Adaptive Decision Manager (ADM) uses self-learning models to predict customer behavior. Adaptive models are used in decision strategies to increase the relevance of decisions.
ADM models are self-learning which means that they are automatically updated after new responses have been received. The ADM service captures predictor data and responses and can therefore start without any historical information. You can use adaptive decision management to identify propositions that your customers are most likely to accept, improve customer acceptance rates, or predict other customer behavior.
Adaptive models work by recording all customer responses (both positive and negative) and correlating them to different customer details (for example, age, gender, region, and so on). For example, if ten people under 35 years of age accept a particular phone offer, the predicted likelihood that more people under 35 years of age will buy the same phone increases. The likelihood can also go down if a negative response is recorded, from this group. Over time, reliable correlations emerge.
- Defining an adaptive model
Predict customer behavior and adjust your marketing strategy by configuring an adaptive model.
- Importing adaptive models to another environment
You can import trained Adaptive Decision Manager (ADM) models from your production environment to a simulation environment. Synchronizing both environments is useful when you want to run scenarios in your simulation environment and apply the most up-to-date models. Adaptive models in the production environment are constantly processing data and self-learning. By importing these models to your simulation environment, you ensure that the scenarios that you run yield relevant and accurate results.

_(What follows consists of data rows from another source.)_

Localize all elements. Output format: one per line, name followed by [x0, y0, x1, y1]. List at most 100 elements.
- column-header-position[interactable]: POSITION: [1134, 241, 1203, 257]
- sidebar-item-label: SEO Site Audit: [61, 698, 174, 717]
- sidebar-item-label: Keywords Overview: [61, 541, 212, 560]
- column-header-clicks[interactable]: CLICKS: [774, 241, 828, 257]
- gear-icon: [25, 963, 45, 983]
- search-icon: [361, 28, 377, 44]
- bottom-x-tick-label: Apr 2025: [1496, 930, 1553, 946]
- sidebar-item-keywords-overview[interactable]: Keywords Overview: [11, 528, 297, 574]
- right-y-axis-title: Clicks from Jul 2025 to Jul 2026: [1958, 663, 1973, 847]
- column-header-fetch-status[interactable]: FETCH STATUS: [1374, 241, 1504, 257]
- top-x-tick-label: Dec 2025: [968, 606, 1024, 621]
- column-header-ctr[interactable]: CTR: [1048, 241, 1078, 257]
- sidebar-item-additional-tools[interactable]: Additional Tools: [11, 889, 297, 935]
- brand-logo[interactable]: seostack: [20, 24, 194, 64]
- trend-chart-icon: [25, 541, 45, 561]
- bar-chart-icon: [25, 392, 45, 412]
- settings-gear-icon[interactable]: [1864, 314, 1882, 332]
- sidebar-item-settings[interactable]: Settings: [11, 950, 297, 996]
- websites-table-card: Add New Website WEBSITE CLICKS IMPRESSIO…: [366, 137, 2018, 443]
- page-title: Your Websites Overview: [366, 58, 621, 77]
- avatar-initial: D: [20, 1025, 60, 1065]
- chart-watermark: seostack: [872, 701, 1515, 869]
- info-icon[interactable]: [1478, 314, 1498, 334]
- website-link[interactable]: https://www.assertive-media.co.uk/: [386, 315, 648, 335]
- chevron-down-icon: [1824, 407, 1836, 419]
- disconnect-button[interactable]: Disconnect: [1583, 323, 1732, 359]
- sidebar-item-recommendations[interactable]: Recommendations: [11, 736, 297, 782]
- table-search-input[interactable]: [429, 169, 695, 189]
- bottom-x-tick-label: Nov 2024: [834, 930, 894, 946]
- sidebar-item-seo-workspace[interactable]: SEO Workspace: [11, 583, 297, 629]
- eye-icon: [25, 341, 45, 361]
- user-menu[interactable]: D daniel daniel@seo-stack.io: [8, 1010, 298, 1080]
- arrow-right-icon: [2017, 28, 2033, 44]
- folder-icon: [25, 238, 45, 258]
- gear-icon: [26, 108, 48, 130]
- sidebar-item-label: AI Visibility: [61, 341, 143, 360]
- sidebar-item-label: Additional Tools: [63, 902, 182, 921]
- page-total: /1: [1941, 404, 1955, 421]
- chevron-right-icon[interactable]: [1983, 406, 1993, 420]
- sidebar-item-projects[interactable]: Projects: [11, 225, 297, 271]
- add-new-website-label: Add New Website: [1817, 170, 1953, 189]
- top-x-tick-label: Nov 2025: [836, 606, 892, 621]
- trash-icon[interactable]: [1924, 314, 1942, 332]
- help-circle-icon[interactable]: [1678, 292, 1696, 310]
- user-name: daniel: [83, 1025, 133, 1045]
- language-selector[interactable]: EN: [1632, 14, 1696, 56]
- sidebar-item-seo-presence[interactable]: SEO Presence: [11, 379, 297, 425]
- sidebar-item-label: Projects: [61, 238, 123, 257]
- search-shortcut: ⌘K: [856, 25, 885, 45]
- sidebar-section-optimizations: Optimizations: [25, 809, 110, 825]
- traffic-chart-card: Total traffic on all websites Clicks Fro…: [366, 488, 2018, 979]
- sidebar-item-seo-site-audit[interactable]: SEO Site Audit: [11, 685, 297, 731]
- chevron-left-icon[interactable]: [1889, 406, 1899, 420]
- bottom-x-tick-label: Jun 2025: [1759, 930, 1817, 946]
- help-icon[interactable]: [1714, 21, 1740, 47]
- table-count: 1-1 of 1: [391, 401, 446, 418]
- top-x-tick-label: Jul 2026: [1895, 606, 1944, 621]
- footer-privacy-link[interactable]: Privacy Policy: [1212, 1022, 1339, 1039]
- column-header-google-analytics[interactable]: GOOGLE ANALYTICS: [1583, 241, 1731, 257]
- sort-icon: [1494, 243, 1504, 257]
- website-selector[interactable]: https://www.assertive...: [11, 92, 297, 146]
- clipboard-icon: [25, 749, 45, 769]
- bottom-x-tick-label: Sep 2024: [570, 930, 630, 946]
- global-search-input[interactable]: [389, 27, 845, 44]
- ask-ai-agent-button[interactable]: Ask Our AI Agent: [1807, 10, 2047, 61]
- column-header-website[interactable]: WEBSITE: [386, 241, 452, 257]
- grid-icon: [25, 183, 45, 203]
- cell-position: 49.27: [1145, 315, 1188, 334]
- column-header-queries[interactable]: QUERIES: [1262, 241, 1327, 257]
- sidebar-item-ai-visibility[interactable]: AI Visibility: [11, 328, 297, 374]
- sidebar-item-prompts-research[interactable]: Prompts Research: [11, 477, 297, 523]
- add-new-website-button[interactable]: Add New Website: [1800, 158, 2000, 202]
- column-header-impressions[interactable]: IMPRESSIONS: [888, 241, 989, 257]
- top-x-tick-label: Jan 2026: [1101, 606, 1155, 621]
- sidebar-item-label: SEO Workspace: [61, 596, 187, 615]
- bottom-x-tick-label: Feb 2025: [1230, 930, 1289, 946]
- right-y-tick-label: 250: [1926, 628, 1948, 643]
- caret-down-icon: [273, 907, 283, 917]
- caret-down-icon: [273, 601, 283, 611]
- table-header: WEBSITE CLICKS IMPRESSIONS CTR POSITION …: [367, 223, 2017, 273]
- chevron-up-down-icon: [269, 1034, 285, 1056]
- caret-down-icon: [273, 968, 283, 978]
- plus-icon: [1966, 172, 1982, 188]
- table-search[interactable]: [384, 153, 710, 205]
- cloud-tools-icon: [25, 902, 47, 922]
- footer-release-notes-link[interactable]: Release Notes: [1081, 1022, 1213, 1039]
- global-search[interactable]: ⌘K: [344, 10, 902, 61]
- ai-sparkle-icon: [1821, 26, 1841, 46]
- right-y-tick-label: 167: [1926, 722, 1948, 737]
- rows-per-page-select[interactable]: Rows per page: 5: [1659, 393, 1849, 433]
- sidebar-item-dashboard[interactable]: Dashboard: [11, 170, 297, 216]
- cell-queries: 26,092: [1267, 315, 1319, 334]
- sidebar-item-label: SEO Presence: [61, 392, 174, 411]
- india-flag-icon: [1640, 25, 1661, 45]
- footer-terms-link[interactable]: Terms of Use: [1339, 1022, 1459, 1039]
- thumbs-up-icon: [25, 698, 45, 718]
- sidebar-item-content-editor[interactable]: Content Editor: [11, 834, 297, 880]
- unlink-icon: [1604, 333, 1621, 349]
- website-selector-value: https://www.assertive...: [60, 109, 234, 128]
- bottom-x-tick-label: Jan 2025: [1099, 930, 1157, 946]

- Adaptive models monitoring
To monitor all models that are part of an adaptive model, use the Monitor tab of an adaptive model in Prediction Studio. The predictive performance and success rate of individual models provide information that can help business users and strategy designers refine decision strategies and adaptive models.

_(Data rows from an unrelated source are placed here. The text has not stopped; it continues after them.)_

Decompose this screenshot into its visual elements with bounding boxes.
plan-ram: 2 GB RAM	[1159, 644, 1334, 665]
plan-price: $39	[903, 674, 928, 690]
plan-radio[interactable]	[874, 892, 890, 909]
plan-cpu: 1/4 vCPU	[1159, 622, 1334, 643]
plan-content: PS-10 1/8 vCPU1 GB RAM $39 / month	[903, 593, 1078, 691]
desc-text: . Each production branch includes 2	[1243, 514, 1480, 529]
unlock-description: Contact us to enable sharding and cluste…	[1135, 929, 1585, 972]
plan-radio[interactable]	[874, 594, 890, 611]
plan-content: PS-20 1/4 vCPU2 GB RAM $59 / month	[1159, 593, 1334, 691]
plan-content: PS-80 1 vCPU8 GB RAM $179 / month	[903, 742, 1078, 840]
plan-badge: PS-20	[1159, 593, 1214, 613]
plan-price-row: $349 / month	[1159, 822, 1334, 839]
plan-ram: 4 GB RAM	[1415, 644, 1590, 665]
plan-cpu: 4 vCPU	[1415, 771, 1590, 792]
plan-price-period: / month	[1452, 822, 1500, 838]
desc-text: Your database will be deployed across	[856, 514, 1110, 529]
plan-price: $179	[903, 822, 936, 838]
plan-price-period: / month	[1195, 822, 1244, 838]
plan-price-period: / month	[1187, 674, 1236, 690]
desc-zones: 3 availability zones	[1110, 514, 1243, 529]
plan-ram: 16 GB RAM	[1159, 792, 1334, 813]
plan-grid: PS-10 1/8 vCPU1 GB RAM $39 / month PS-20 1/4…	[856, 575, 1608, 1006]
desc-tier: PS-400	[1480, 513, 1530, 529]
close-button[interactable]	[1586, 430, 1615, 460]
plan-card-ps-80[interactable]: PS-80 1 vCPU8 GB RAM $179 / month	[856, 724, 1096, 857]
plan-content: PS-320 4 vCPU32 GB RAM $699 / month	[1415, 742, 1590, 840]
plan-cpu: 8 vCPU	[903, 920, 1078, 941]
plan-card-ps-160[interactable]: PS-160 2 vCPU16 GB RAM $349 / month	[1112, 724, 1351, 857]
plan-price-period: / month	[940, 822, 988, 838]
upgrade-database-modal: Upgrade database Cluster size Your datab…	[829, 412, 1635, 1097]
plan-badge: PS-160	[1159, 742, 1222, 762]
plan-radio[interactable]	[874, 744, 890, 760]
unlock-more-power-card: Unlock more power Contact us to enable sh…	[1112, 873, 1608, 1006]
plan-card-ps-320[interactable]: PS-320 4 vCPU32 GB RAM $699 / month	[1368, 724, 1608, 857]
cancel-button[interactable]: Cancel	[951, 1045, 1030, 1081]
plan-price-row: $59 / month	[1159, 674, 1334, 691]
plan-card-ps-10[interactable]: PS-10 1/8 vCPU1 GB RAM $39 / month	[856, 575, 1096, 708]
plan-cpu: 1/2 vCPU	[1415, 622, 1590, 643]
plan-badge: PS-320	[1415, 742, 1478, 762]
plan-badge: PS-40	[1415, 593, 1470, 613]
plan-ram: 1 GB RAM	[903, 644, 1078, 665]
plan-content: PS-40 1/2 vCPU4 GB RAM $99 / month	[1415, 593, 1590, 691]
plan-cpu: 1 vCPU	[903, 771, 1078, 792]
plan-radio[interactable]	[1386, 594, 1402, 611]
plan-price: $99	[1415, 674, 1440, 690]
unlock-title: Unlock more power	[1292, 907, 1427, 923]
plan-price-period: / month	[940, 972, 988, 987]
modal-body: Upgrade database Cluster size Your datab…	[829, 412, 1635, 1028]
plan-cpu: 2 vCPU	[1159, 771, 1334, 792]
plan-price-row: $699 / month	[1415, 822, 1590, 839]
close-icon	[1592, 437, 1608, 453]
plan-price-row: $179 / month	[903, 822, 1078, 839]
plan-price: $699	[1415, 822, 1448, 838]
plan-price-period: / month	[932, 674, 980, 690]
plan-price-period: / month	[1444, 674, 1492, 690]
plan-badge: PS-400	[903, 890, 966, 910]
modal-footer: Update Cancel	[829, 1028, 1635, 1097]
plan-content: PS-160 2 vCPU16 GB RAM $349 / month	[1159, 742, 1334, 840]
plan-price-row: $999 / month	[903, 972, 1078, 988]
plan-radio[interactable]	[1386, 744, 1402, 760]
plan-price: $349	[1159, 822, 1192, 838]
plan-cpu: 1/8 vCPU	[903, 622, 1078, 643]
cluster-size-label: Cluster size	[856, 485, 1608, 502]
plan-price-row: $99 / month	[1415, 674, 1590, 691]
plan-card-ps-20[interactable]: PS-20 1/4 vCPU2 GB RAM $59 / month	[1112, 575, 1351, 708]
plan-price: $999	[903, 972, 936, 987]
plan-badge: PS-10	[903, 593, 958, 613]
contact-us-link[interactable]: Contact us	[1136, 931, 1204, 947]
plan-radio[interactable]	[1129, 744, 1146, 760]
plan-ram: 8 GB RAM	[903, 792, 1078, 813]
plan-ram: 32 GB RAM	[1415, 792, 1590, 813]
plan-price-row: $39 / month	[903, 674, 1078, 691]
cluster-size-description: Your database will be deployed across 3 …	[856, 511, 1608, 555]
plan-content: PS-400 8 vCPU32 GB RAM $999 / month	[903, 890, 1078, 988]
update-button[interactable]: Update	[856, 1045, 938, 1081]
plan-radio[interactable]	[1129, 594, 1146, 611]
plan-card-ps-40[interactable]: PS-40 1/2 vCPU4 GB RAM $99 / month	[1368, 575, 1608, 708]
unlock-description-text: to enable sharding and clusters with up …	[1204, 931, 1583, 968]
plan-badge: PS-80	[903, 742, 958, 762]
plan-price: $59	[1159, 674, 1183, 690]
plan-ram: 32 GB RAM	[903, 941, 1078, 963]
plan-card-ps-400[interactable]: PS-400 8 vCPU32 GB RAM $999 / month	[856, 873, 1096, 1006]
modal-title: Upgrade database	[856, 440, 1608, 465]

- Adaptive Decision Manager data model
The Adaptive Decision Manager (ADM) database tables are part of the PegaDATA schema. The state of the ADM system is maintained in memory and regularly serialized to a database.
- Delayed learning of adaptive models
Delayed learning is a way of updating adaptive models by providing input about customer decisions to the Adaptive Decision Manager (ADM) server. ADM collects data about customer behavior that can be used to predict the next best action for customers.
- Creating adaptive models at different hierarchy levels
Adaptive models are self-learning models that you can use in strategies to improve predictions about changing customer interests and needs.